The most extraordinary thing, however, is not only that similar phenomena can continue to be replicated—with Le Pen at the door, for example—but that we have not found the necessary instruments to counteract them.
What's more, many of the proposals of these groups are increasingly gaining influence in conservative parties on the continent and also in some social democrats, as witnessed by the turn of the Danish socialist party on the immigration issue.
Or even in far-left parties, as in the very promising German
Die Linke
split led by Sahra Wagenknecht.
An ideological option fades away and an attempt is made to breathe some life into it by resorting to the dialectical arsenal of his supposed great opponent.
If, as Gramsci stated, the key to political success is the search for hegemony in discourse, there is no doubt that the extreme right is not wrong in its strategy, at least in everything related to the supposed “migratory invasion.” and to the demonization of established politics.
If this is so, as I say, it is because something is missing in the attempts to undertake an adequate defense of what had until now been the ideological field that supported the liberal elements of democracy.
The strategic success of populism consisted of presenting all its rivals as an undifferentiated group against which they established themselves as the only alternative, as the
authentic
representatives of national interests.
The simplicity of their slogans facilitated the establishment of a tribal, emotionalized and almost exclusively identity-based politics.
Faced with it, its adversaries presented themselves either as mere managers of a complex systemic framework, or—especially in the versions of the
woke
left —as defenders of a fractional and divisive identitarianism.
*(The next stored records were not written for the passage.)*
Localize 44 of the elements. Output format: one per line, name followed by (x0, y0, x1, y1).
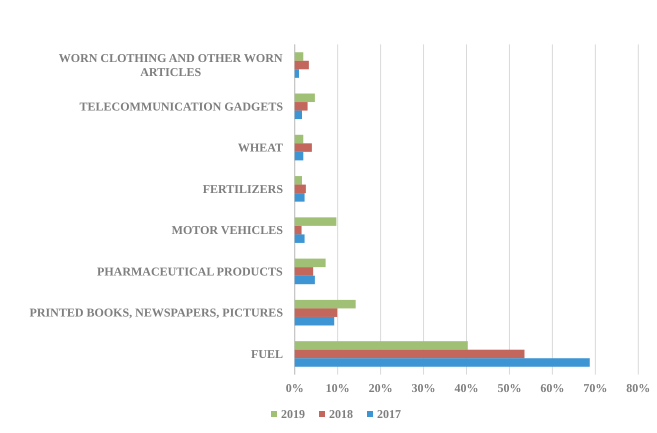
bar (294, 358, 590, 367)
y-tick-label: TELECOMMUNICATION GADGETS (80, 99, 284, 114)
x-tick-label: 30% (412, 381, 436, 395)
bar (294, 102, 308, 111)
legend-label: 2017 (377, 407, 401, 421)
x-tick-label: 50% (497, 381, 522, 395)
y-tick-label: WHEAT (238, 140, 284, 155)
bar (294, 217, 336, 226)
x-tick-label: 20% (368, 381, 393, 395)
y-tick-label: FUEL (250, 346, 284, 361)
y-tick-label: FERTILIZERS (202, 182, 284, 196)
legend-label: 2018 (329, 407, 353, 421)
y-tick-label: PHARMACEUTICAL PRODUCTS (96, 264, 283, 278)
y-tick-label: MOTOR VEHICLES (172, 223, 284, 238)
bar (294, 341, 468, 350)
bar (294, 193, 305, 202)
bar (294, 143, 312, 152)
bar (294, 176, 302, 185)
x-tick-label: 80% (626, 381, 650, 395)
bar (294, 316, 334, 326)
legend-label: 2019 (281, 407, 305, 421)
bar (294, 234, 305, 243)
bar (294, 308, 338, 317)
bar (294, 258, 326, 268)
x-tick-label: 60% (540, 381, 564, 395)
x-tick-label: 10% (326, 381, 350, 395)
bar (294, 134, 304, 144)
x-tick-label: 70% (583, 381, 608, 395)
bar (294, 110, 302, 120)
bar (294, 226, 302, 234)
bar (294, 300, 356, 308)
bar (294, 350, 524, 358)
bar (294, 152, 304, 160)
bar (294, 276, 315, 284)
bar (294, 184, 306, 194)
x-tick-label: 0% (286, 381, 304, 395)
y-tick-label: WORN CLOTHING AND OTHER WORN ARTICLES (58, 51, 283, 80)
bar (294, 60, 309, 70)
x-tick-label: 40% (454, 381, 478, 395)
bar (294, 69, 299, 78)
y-tick-label: PRINTED BOOKS, NEWSPAPERS, PICTURES (30, 306, 284, 320)
bar (294, 267, 314, 276)
bar (294, 94, 315, 102)
bar (294, 52, 304, 61)
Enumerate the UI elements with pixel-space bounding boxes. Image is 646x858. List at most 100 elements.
Let's not fool ourselves, in these moments of return of
Realpolitik,
national identity has no rival.
Even more so when those in front of him also become entangled in particularisms of various kinds and compete with each other to gain a foothold in the electoral market or, if necessary, when his previous rhetorical abomination of populists is transmuted into acceptance when they need them to gain access. to the government.
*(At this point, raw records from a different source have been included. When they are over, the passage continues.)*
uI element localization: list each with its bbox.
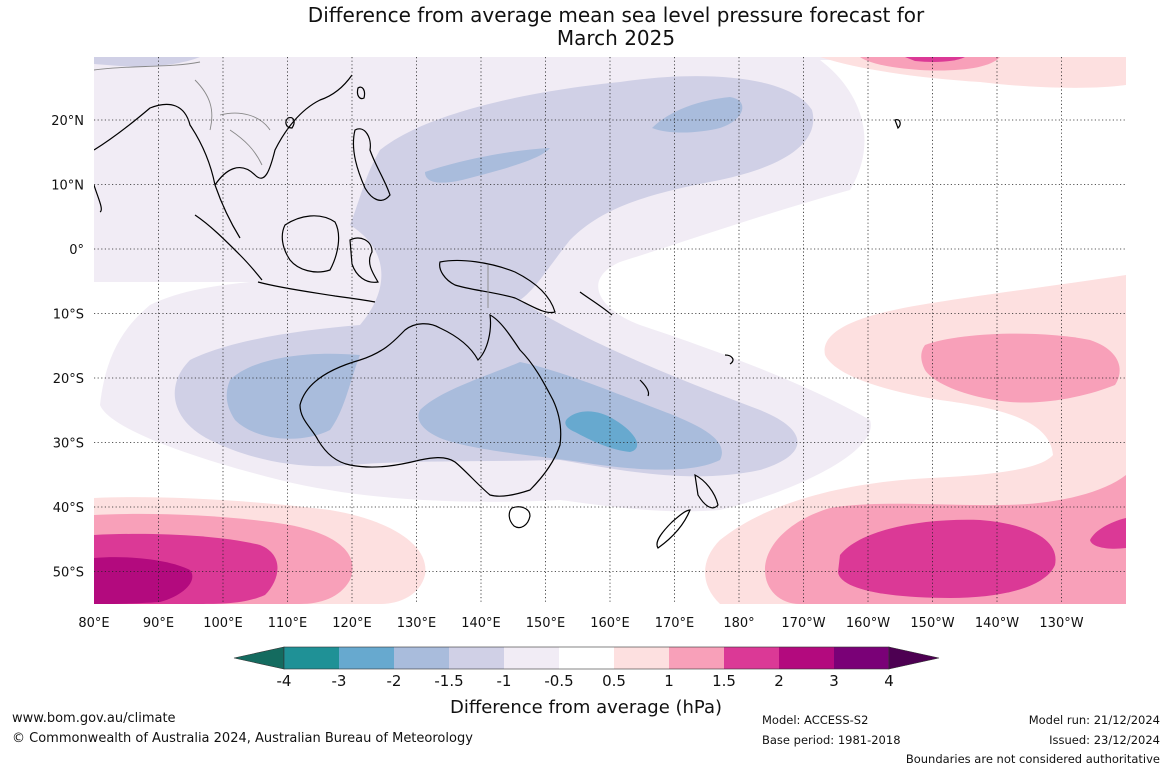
colorbar-title: Difference from average (hPa) <box>450 697 722 718</box>
colorbar-tick-label: 4 <box>884 672 894 690</box>
philippines-coastline <box>352 128 391 201</box>
copyright-text: © Commonwealth of Australia 2024, Austra… <box>12 731 473 746</box>
longitude-label: 170°W <box>781 616 825 631</box>
longitude-labels: 80°E 90°E 100°E 110°E 120°E 130°E 140°E 150°E 16… <box>78 616 1083 631</box>
latitude-label: 0° <box>69 243 84 258</box>
coastlines <box>94 74 901 549</box>
anomaly-region-negative-2-tasman <box>565 411 638 452</box>
colorbar-segment <box>394 647 449 669</box>
sumatra-java-coastline <box>194 214 376 303</box>
sulawesi-coastline <box>349 237 379 283</box>
colorbar-segment <box>724 647 779 669</box>
taiwan-hainan-coastline <box>285 86 366 129</box>
anomaly-region-positive-15-southeast <box>838 519 1056 598</box>
anomaly-region-positive-2-southwest <box>94 557 193 604</box>
graticule <box>94 57 1126 604</box>
model-run-text: Model run: 21/12/2024 <box>1028 713 1160 727</box>
pacific-islands-coastline <box>579 119 901 397</box>
colorbar-tick-label: 2 <box>774 672 784 690</box>
new-guinea-coastline <box>439 259 556 314</box>
anomaly-region-negative-05-west <box>94 57 260 218</box>
colorbar-segment <box>504 647 559 669</box>
longitude-label: 160°W <box>846 616 890 631</box>
colorbar-tick-label: -0.5 <box>544 672 573 690</box>
latitude-label: 20°S <box>53 372 84 387</box>
longitude-label: 130°W <box>1039 616 1083 631</box>
base-period-text: Base period: 1981-2018 <box>762 733 901 747</box>
anomaly-region-negative-15-west-australia <box>226 353 360 439</box>
issued-text: Issued: 23/12/2024 <box>1049 733 1160 747</box>
tasmania-coastline <box>508 506 531 529</box>
longitude-label: 120°E <box>332 616 372 631</box>
colorbar-tick-label: -1 <box>497 672 512 690</box>
colorbar-segment <box>779 647 834 669</box>
anomaly-region-positive-15-north <box>905 57 965 62</box>
anomaly-region-positive-15-far-east <box>1090 518 1126 549</box>
colorbar-segment <box>339 647 394 669</box>
new-zealand-coastline <box>656 473 719 549</box>
anomaly-region-negative-15-north <box>425 148 550 183</box>
colorbar-segment <box>559 647 614 669</box>
longitude-label: 140°E <box>461 616 501 631</box>
latitude-label: 40°S <box>53 501 84 516</box>
colorbar-max-extension <box>888 646 940 670</box>
latitude-label: 20°N <box>51 114 84 129</box>
latitude-labels: 20°N 10°N 0° 10°S 20°S 30°S 40°S 50°S <box>51 114 84 581</box>
anomaly-region-positive-1-north <box>860 57 1000 71</box>
latitude-label: 50°S <box>53 566 84 581</box>
colorbar-tick-label: -2 <box>387 672 402 690</box>
longitude-label: 110°E <box>268 616 308 631</box>
asia-mainland-coastline <box>94 74 353 239</box>
colorbar-tick-label: 1.5 <box>712 672 736 690</box>
colorbar-tick-label: -4 <box>277 672 292 690</box>
longitude-label: 180° <box>723 616 754 631</box>
title-line-2: March 2025 <box>556 26 676 50</box>
colorbar-tick-label: 0.5 <box>602 672 626 690</box>
disclaimer-text: Boundaries are not considered authoritat… <box>905 752 1160 766</box>
mainland-borders <box>94 61 271 166</box>
colorbar-frame <box>283 646 890 670</box>
longitude-label: 170°E <box>655 616 695 631</box>
title-line-1: Difference from average mean sea level p… <box>307 3 925 27</box>
colorbar-tick-label: -1.5 <box>434 672 463 690</box>
colorbar-tick-label: -3 <box>332 672 347 690</box>
longitude-label: 90°E <box>143 616 174 631</box>
colorbar-segment <box>669 647 724 669</box>
longitude-label: 100°E <box>203 616 243 631</box>
longitude-label: 130°E <box>397 616 437 631</box>
anomaly-region-positive-1-southpacific <box>921 333 1120 403</box>
longitude-label: 150°E <box>526 616 566 631</box>
colorbar-segment <box>449 647 504 669</box>
latitude-label: 10°S <box>53 308 84 323</box>
longitude-label: 150°W <box>910 616 954 631</box>
australia-coastline <box>299 313 562 497</box>
longitude-label: 140°W <box>975 616 1019 631</box>
anomaly-region-negative-1-north <box>94 57 200 67</box>
website-text: www.bom.gov.au/climate <box>12 711 176 726</box>
country-borders <box>94 61 489 308</box>
colorbar-segment <box>834 647 889 669</box>
colorbar-min-extension <box>233 646 285 670</box>
model-text: Model: ACCESS-S2 <box>762 713 869 727</box>
colorbar-segment <box>284 647 339 669</box>
borneo-coastline <box>281 215 340 273</box>
colorbar-segment <box>614 647 669 669</box>
latitude-label: 10°N <box>51 179 84 194</box>
anomaly-region-negative-15-northeast <box>652 97 743 133</box>
latitude-label: 30°S <box>53 437 84 452</box>
colorbar-tick-label: 1 <box>664 672 674 690</box>
colorbar: -4 -3 -2 -1.5 -1 -0.5 0.5 1 1.5 2 3 4 <box>233 646 940 690</box>
colorbar-tick-label: 3 <box>829 672 839 690</box>
longitude-label: 80°E <box>78 616 109 631</box>
longitude-label: 160°E <box>590 616 630 631</box>
pressure-anomaly-fields <box>94 57 1126 604</box>
map-title: Difference from average mean sea level p… <box>0 4 1173 50</box>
And this last thing only reinforces the idea that, in effect, they are not guided by the principles of which they boast so much, but by blessed power.
Another turn of the screw in the distrust of democratic politics.
What to do then?
There is no clear solution when the autonomy of the political is reduced everywhere, when we return to Hobbesian fears for security and the old consensus around our normative foundations begins to falter.
And this is the decisive factor.
Not in vain, what causes us to reject these movements is their illiberal dimension.
But is there anyone there who really defends the necessary survival of the liberal elements of democracy?
My impression is that they are increasingly perceived as a hindrance rather than the true budget of any democratic Government.